“Chi fa inchieste diventa una persona pericolosa e da bloccare”. Lorusso chiede l’intervento del Parlamento

Il segretario nazionale della Fnsi, a margine del corso di formazione per giornalisti tenutosi a Palazzo Dogana, è intervenuto con parole nette sul caso del direttore della nostra testata, Francesco Pesante

Raffaele Lorusso segretario nazionale della Federazione Nazionale Stampa Italiana a margine del corso di formazione per giornalisti tenutosi a Palazzo Dogana è intervenuto con parole nette sul caso del direttore della nostra testata, Francesco Pesante.

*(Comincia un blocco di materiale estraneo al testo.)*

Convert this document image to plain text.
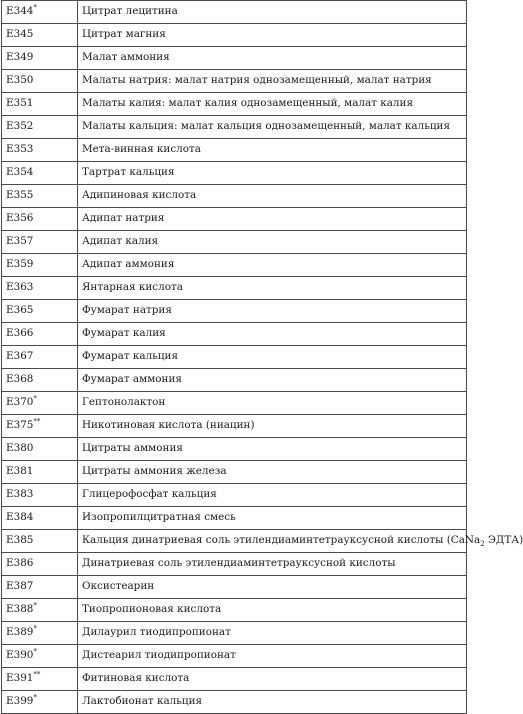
E344*	Цитрат лецитина
E345	Цитрат магния
E349	Малат аммония
E350	Малаты натрия: малат натрия однозамещенный, малат натрия
E351	Малаты калия: малат калия однозамещенный, малат калия
E352	Малаты кальция: малат кальция однозамещенный, малат кальция
E353	Мета-винная кислота
E354	Тартрат кальция
E355	Адипиновая кислота
E356	Адипат натрия
E357	Адипат калия
E359	Адипат аммония
E363	Янтарная кислота
E365	Фумарат натрия
E366	Фумарат калия
E367	Фумарат кальция
E368	Фумарат аммония
E370*	Гептонолактон
E375**	Никотиновая кислота (ниацин)
E380	Цитраты аммония
E381	Цитраты аммония железа
E383	Глицерофосфат кальция
E384	Изопропилцитратная смесь
E385	Кальция динатриевая соль этилендиаминтетрауксусной кислоты (CaNa$_2$ ЭДТА)
E386	Динатриевая соль этилендиаминтетрауксусной кислоты
E387	Оксистеарин
E388*	Тиопропионовая кислота
E389*	Дилаурил тиодипропионат
E390*	Дистеарил тиодипропионат
E391**	Фитиновая кислота
E399*	Лактобионат кальция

“È una vicenda inquietante quella che ha colpito il collega Francesco Pesante – ha rimarcato – perché si è voluto colpire la sua attività di cronaca e lo si è fatto in maniera molto invasiva a nostro parere perché innanzitutto è stato contestato al collega un reato anche difficile da sostenere, quello di ricettazione. E quello è stato il modo per sequestrargli gli strumenti di lavoro e risalire così alla sue fonti e quindi bruciare il segreto professionale. Questa sta diventando purtroppo una pratica diffusa su tutto il territorio nazionale. Chi fa inchieste diventa una persona pericolosa, una persona da bloccare. E come la si blocca? Andando a sequestrargli i suoi strumenti di lavoro per risalire alle sue fonti. Succede sempre più spesso, è successo in un caso altrettanto eclatante con la trasmissione Report.

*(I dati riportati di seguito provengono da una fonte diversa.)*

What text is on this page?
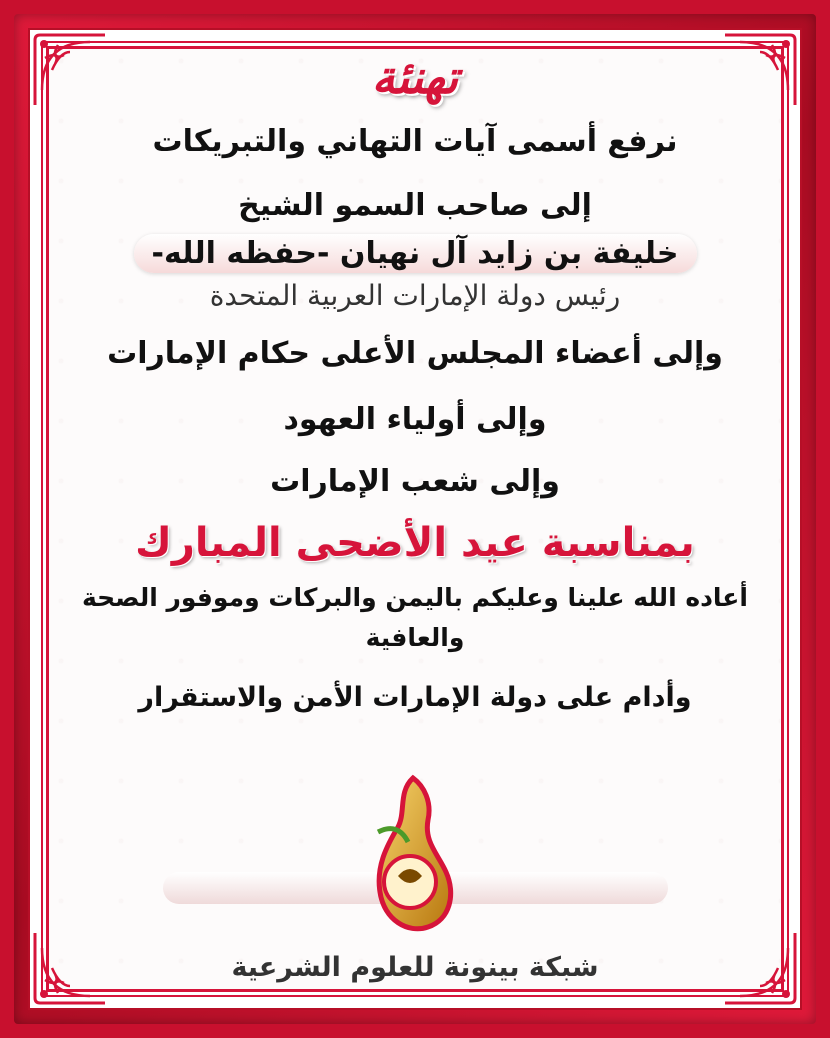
تهنئة
نرفع أسمى آيات التهاني والتبريكات
إلى صاحب السمو الشيخ
خليفة بن زايد آل نهيان -حفظه الله-
رئيس دولة الإمارات العربية المتحدة
وإلى أعضاء المجلس الأعلى حكام الإمارات
وإلى أولياء العهود
وإلى شعب الإمارات
بمناسبة عيد الأضحى المبارك
أعاده الله علينا وعليكم باليمن والبركات وموفور الصحة والعافية
وأدام على دولة الإمارات الأمن والاستقرار
شبكة بينونة للعلوم الشرعية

Il procuratore capo Vaccaro e la pm Pensa

Noi riteniamo che sia necessaria una riflessione e un intervento del Parlamento che sollecitiamo da tempo per rafforzare la tutela normativa del segreto professionale dei giornalisti, la tutela della segretezza delle fonti. Poter garantire la segretezza delle fonti dà la possibilità di avere una informazione libera per i cittadini. Colpire i giornalisti significa colpire il diritto dei cittadini ad essere informati e colpire la stessa democrazia”.

C’è diritto di cronaca nel rendere pubblici i documenti video di un penitenziario, luogo chiuso agli sguardi esterni per eccellenza? Lorusso è netto: “Esiste una giurisprudenza consolidata della Corte Europea dei Diritti dell’Uomo che stabilisce che quando c’è un interesse pubblico, quando c’è una notizia, non c’è segretezza che tenga. Anche il video di una telecamera carceraria può essere svelata, se quel video è entrato nella disponibilità del giornalista e c’è un oggettivo interesse pubblico nel conoscere cosa c’è in quel video, il giornalista fa bene a pubblicarlo”.